As a young activist I was enamored with the legendary Emma Goldman– she fought for economic justice. She was a rebel and a radical, and a fiery orator. Yes she had an analysis and took great risks to challenge corporate and state power. She also was a fiercely independent woman who took many lovers and refused to be boxed by gender. At a dance she was scolded by some of her comrades for enjoying herself and her many partners too much when urgent political work was at hand. She famously said “If I can’t dance, I don’t want your revolution”.

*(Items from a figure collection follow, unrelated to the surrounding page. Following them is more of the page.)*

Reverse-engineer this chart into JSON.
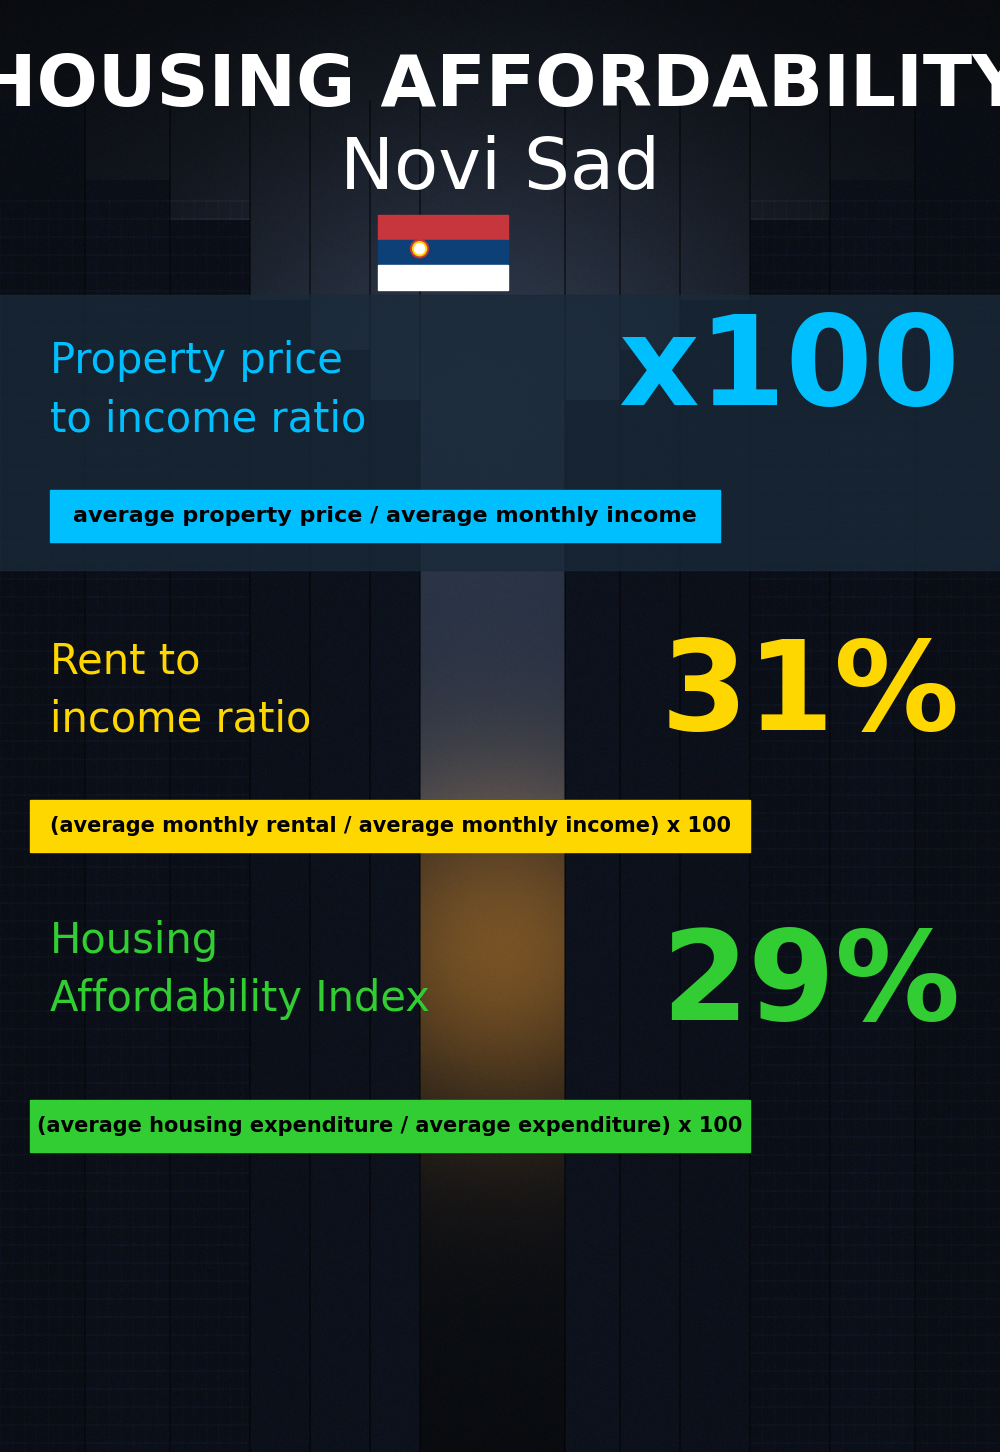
{
  "title_line1": "HOUSING AFFORDABILITY",
  "title_line2": "Novi Sad",
  "bg_color": "#060d14",
  "section1_label": "Property price\nto income ratio",
  "section1_value": "x100",
  "section1_label_color": "#00bfff",
  "section1_value_color": "#00bfff",
  "section1_bar_text": "average property price / average monthly income",
  "section1_bar_bg": "#00bfff",
  "section2_label": "Rent to\nincome ratio",
  "section2_value": "31%",
  "section2_label_color": "#ffd700",
  "section2_value_color": "#ffd700",
  "section2_bar_text": "(average monthly rental / average monthly income) x 100",
  "section2_bar_bg": "#ffd700",
  "section3_label": "Housing\nAffordability Index",
  "section3_value": "29%",
  "section3_label_color": "#32cd32",
  "section3_value_color": "#32cd32",
  "section3_bar_text": "(average housing expenditure / average expenditure) x 100",
  "section3_bar_bg": "#32cd32"
}
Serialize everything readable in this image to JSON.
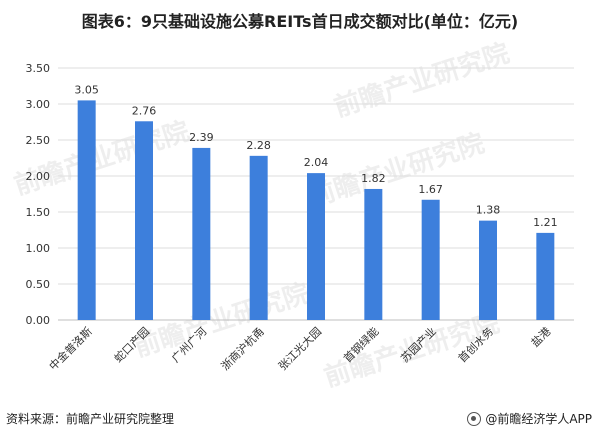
{
  "title": "图表6：9只基础设施公募REITs首日成交额对比(单位：亿元)",
  "source": "资料来源：前瞻产业研究院整理",
  "brand": "@前瞻经济学人APP",
  "watermark": "前瞻产业研究院",
  "colors": {
    "bar": "#3d7fdc",
    "axis": "#bfbfbf",
    "grid": "#dddddd",
    "text": "#333333"
  },
  "chart_data": {
    "type": "bar",
    "title": "图表6：9只基础设施公募REITs首日成交额对比(单位：亿元)",
    "categories": [
      "中金普洛斯",
      "蛇口产园",
      "广州广河",
      "浙商沪杭甬",
      "张江光大园",
      "首钢绿能",
      "苏园产业",
      "首创水务",
      "盐港"
    ],
    "values": [
      3.05,
      2.76,
      2.39,
      2.28,
      2.04,
      1.82,
      1.67,
      1.38,
      1.21
    ],
    "value_labels": [
      "3.05",
      "2.76",
      "2.39",
      "2.28",
      "2.04",
      "1.82",
      "1.67",
      "1.38",
      "1.21"
    ],
    "yticks": [
      "0.00",
      "0.50",
      "1.00",
      "1.50",
      "2.00",
      "2.50",
      "3.00",
      "3.50"
    ],
    "ylim": [
      0,
      3.5
    ],
    "xlabel": "",
    "ylabel": "",
    "grid": true,
    "legend": "none"
  }
}
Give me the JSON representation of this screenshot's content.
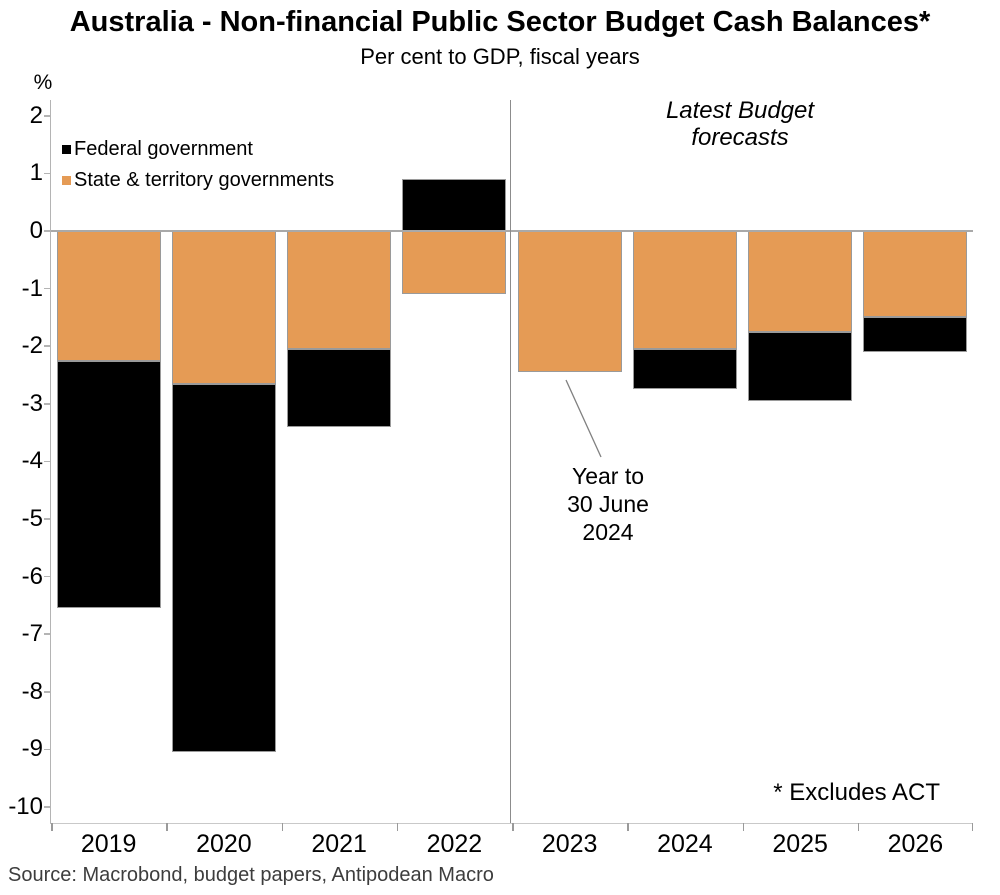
{
  "title": "Australia - Non-financial Public Sector Budget Cash Balances*",
  "subtitle": "Per cent to GDP, fiscal years",
  "axis_unit_label": "%",
  "annotations": {
    "forecast_label": "Latest Budget\nforecasts",
    "year_note": "Year to\n30 June\n2024",
    "footnote": "* Excludes ACT"
  },
  "source": "Source: Macrobond, budget papers, Antipodean Macro",
  "colors": {
    "federal": "#000000",
    "state": "#E59B55",
    "axis_line": "#b4b4b4",
    "zero_line": "#a9a9a9",
    "divider_line": "#8c8c8c"
  },
  "chart_data": {
    "type": "bar",
    "stacked": true,
    "categories": [
      "2019",
      "2020",
      "2021",
      "2022",
      "2023",
      "2024",
      "2025",
      "2026"
    ],
    "series": [
      {
        "name": "Federal government",
        "color": "#000000",
        "values": [
          -4.3,
          -6.4,
          -1.35,
          0.9,
          0.0,
          -0.7,
          -1.2,
          -0.6
        ]
      },
      {
        "name": "State & territory governments",
        "color": "#E59B55",
        "values": [
          -2.25,
          -2.65,
          -2.05,
          -1.1,
          -2.45,
          -2.05,
          -1.75,
          -1.5
        ]
      }
    ],
    "stack_order_from_zero": [
      "State & territory governments",
      "Federal government"
    ],
    "totals": [
      -6.55,
      -9.05,
      -3.4,
      -0.2,
      -2.45,
      -2.75,
      -2.95,
      -2.1
    ],
    "ylim": [
      -10,
      2
    ],
    "yticks": [
      2,
      1,
      0,
      -1,
      -2,
      -3,
      -4,
      -5,
      -6,
      -7,
      -8,
      -9,
      -10
    ],
    "xlabel": "",
    "ylabel": "%",
    "grid": false,
    "legend_position": "top-left",
    "forecast_divider_after_category": "2022"
  }
}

This year Pride we honor the drag queens that fought back at Stonewall — bold and audacious in their beauty, scrappy and willing to fight when pushed too far. The Audacity of Fabulous.
AND to so many amazing friends and allies fighting righteous social justice fights alongside the LGBTQ movement we offer inspiration: Treat yourself and watch POSE! Embrace your own Fabulous. Do something today that simply gives you pleasure. Make something beautiful for someone else you know who needs to feel seen and loved. Take a break from the news and read poetry. Flirt, love, defy other’s expectations of you. Dance!